Canada, like US, names anti-corruption bill for Magnitsky, draws Russian rebuke
17 July 2017. By Robert Thomason.
The Canadian Parliament is considering legislation similar to the US Global Magnitksy Act, which places sanctions on corrupt foreign officials and human rights abusers. The Canadian proposal, like its US counterpart, is opposed by the Putin administration as an attack on Russia.
Canada's Justice for Victims of Corrupt Foreign Officials Act (Sergei Magnitsky Law) does not single out Russian nationals for sanctions, but proposes sanctions for any offending nationality. However, the bill's preamble details Magnitsky's death during Russian detention. The bill as a whole has drawn a strong rebuke from Russia.
"We are compelled to warn official Ottawa that we consider its strong support for a Canadian version of the US Magnitsky Act, as a means to make unsubstantiated human rights claims against Russia, to be another openly hostile move," the Russian foreign ministry said of the bill, designated as S-226. "Should the Canadian parliament approve this punitive legal act, it would seriously damage relations between our countries, which are not experiencing the best of times already."
Magnitsky was a Russian lawyer who, after exposing a $230 million tax fraud in Russia, was imprisoned on charges that he, himself, participated in the fraud. He died in Russian custody in 2009.
Russia's response to the Canadian legislation was similar to its opposition to two US laws. The US Congress in 2012 passed the Magnitsky Human Rights Accountability Act specifically sanctioning Russians held responsible for his death. Last year it named a broad anti-corruption sanctions act, the Global Magnitsky Act, after him. Natalia Veselnitskaya, the Russian lawyer who met with Donald Trump Jr. and Paul Manafort in June 2016, has been active in Russia's lobbying against the US laws.

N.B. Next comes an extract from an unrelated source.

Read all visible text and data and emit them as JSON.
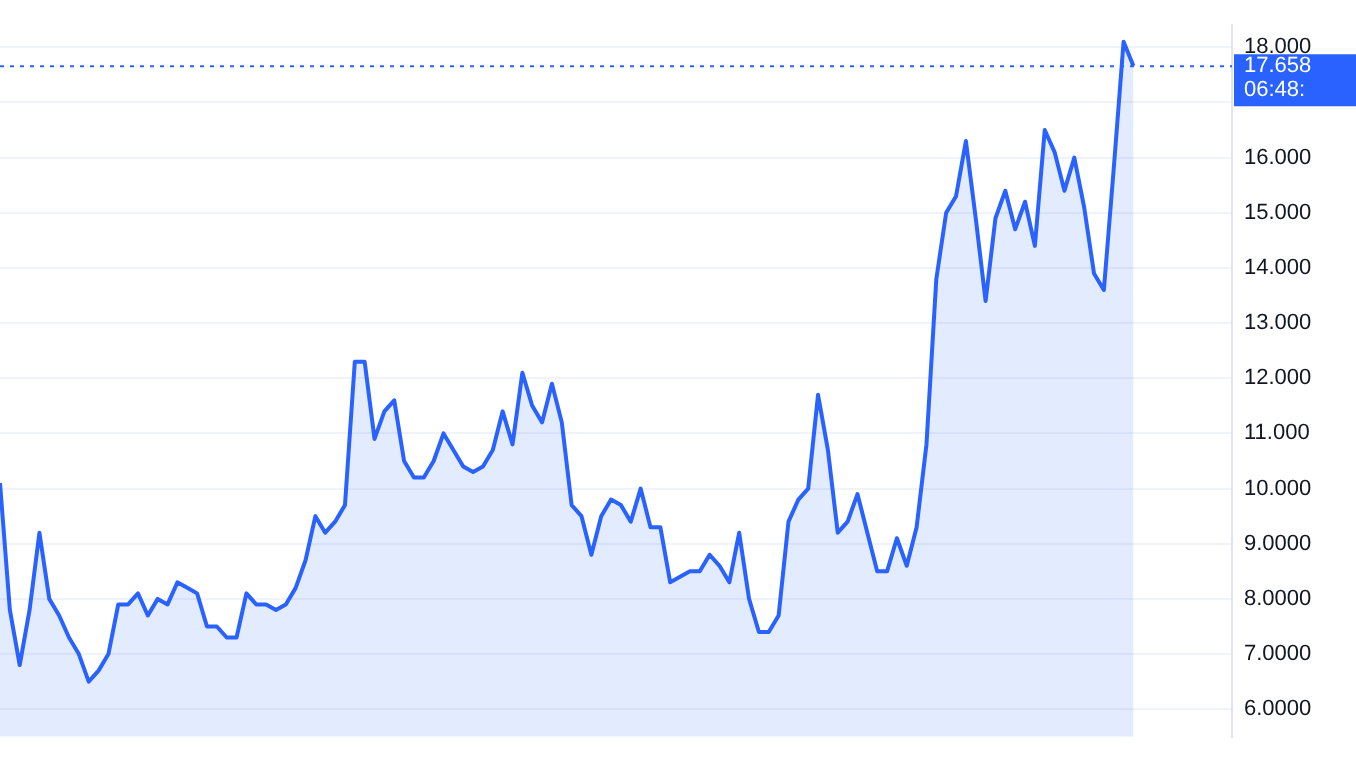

"The Russian Embassy in Ottawa has spoken out against Bill S-226," said James Bezan, the member of Canada's House of Commons who introduced the bill in that chamber. "However, the Bill has been supported by Canadians across the country and has been championed by Canadians including the diaspora of Ukrainian, Russian, Vietnamese, Chinese, and Iranian [descent]."
S-226 passed the Canadian Senate in April. It was recently reported favorably by a House of Commons committee and is due for its final reading in the House of Commons later this year. If it passes its third reading, the Senate would take it up again to resolve amendments.
The Canadian bill's provisions track those of the US Global Magnitsky Act. In Canada, the government would determine whether a foreign official of any nation has engaged in significant acts of corruption or has violated internationally recognized human rights. Upon such a finding, the government would ban transactions from the country's financial system and deny sanctioned persons entry into Canada.
The US Global Magnitsky Act does the same in the US for foreign officials whom the president has designated as being in violation of the act.
The Trump administration this spring sent Congress an interim report under the new Global Magnitsky Act, but no sanctions were reported. US annual reports, due each Dec. 10 on United Nations "Human Rights Day," will disclose who has been sanctioned.
The Canadian bill also requires an annual report to Parliament, though the date is not specified, and also says that lawmakers are to be notified within 15 days after the issuance of an order sanctioning a corrupt official.
Another difference between the US Global Magnitsky Act and the Canadian proposal is that the US law specifically authorizes high ranking members of certain Congressional committees to recommend names of foreign officials and their associates whom they believe to be eligible for sanctions, and requires the executive branch to report back to the legislators on the status of those recommendations.
The US Departments of State, Treasury and Justice are developing standards under which each will review information and contribute to designation decisions, a government official told MLex. The US government would be open to information from any source, but that the bar for imposing sanctions would be high, the official said, and more weight would be given to information that is independently verifiable and that comes from multiple sources.
Recurring acts of corruption would more likely draw sanctions than isolated cases, the official said. The focus would be on cases of corruption that have occurred in the last three to five years.
Dedicated e-mail addresses have been set up to provide information: firstname.lastname@example.org for the State Department and email@example.com for the Treasury Department.
The administration has met with civil society groups to discuss how they could put forward information. At least one major non-governmental organization engaged in anticorruption work is waiting to see how the law will play out.
"It remains to be seen what the government means by 'significant corruption,' " said Stefanie Ostfeld, deputy head of the US office of Global Witness, an anticorruption NGO.
Global Witness frequently issues reports on corruption, particularly in resource-rich countries with poor populations. These reports, such as a recent one on Nigerian oil sector corruption, may provide evidence that would inform the process of designating an official for sanctions, Ostfeld said, but added the State Department would want to do its own verification of any information it receives.